Le groupe socialiste et républicain présentera plusieurs amendements qui, je l’espère, recueilleront votre assentiment, madame le garde des sceaux, et celui de mes collègues. Sans entrer dans le détail, je vous en expose succinctement les principales composantes.

Dans l’attente de la réforme constitutionnelle, nous défendrons des dispositions destinées à accroître l’indépendance des magistrats du parquet vis-à-vis de l’exécutif.

Nous demanderons le rétablissement de certaines des dispositions contenues initialement dans le texte, qui ont été supprimées par la commission des lois, prévoyant notamment l’autorisation, sous certaines conditions, accordée aux magistrats honoraires d’exercer les fonctions d’assesseur ou de substitut au sein des juridictions judiciaires.

Nous demanderons également la suppression de la notion d’apparence dans la définition des conflits d’intérêts applicable aux magistrats, celle-ci pouvant être sujette à des interprétations très larges.

M. Yves Détraigne, rapporteur de la commission des lois constitutionnelles, de législation, du suffrage universel, du règlement et d'administration générale, pour le projet de loi. Très bien !

M. Thani Mohamed Soilihi.
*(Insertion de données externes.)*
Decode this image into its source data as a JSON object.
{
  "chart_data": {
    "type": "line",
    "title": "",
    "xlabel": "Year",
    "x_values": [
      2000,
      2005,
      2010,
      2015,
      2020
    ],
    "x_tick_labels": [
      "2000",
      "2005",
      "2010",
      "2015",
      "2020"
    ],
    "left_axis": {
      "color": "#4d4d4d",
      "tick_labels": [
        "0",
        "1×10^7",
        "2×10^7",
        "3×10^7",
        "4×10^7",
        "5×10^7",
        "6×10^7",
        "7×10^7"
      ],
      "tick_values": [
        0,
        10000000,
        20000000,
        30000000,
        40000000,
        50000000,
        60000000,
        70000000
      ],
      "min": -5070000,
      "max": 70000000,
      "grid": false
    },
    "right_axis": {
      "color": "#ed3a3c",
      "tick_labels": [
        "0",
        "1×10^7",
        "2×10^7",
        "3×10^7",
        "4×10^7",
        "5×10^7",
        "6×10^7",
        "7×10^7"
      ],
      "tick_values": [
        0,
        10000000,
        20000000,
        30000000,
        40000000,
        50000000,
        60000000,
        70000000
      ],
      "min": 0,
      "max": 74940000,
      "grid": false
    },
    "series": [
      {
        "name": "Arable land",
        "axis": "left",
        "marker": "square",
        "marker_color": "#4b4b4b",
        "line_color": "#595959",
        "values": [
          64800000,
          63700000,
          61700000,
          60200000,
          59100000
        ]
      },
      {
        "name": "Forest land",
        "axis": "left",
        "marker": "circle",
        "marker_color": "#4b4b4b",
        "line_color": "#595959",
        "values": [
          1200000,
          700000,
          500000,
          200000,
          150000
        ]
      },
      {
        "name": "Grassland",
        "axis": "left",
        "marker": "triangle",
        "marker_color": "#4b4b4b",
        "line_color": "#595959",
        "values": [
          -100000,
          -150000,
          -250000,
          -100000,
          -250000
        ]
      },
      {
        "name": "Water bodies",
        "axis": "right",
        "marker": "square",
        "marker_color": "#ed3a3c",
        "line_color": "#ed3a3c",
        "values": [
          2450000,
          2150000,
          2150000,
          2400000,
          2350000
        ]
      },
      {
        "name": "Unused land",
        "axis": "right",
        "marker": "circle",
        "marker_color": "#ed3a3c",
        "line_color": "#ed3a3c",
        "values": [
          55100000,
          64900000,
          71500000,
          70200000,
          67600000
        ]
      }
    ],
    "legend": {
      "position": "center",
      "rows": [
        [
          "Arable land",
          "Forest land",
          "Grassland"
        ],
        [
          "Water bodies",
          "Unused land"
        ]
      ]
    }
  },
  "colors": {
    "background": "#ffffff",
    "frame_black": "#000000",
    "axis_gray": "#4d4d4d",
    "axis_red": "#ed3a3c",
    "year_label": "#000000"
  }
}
En outre, nous vous soumettrons un amendement visant à promouvoir la mobilité géographique des magistrats exerçant en outre-mer. Aujourd’hui, pour un magistrat exerçant outre-mer, toute possibilité de mobilité géographique, en équivalence ou en avancement, d’une juridiction ultra-marine à une autre est fermée, quand bien même les deux juridictions se situeraient dans deux cours d’appel différentes et seraient éloignées de plusieurs milliers de kilomètres.

Une telle règle ne s’applique pas dans l’Hexagone. Elle est éminemment discriminatoire et a pour conséquence de renforcer la désertification juridictionnelle dans nos territoires éloignés. Il me semble indispensable de permettre à des magistrats aguerris aux problématiques spécifiques ultramarines de poursuivre leur carrière sans ces restrictions, incompréhensibles et contre-productives.

Par ailleurs, pour des raisons pratiques évidentes dues à l’éloignement géographique et au coût du déplacement, un magistrat nommé dans une juridiction d’outre-mer qui effectue son stage sur le territoire métropolitain doit pouvoir être en mesure de prêter serment devant la cour d’appel d’affectation.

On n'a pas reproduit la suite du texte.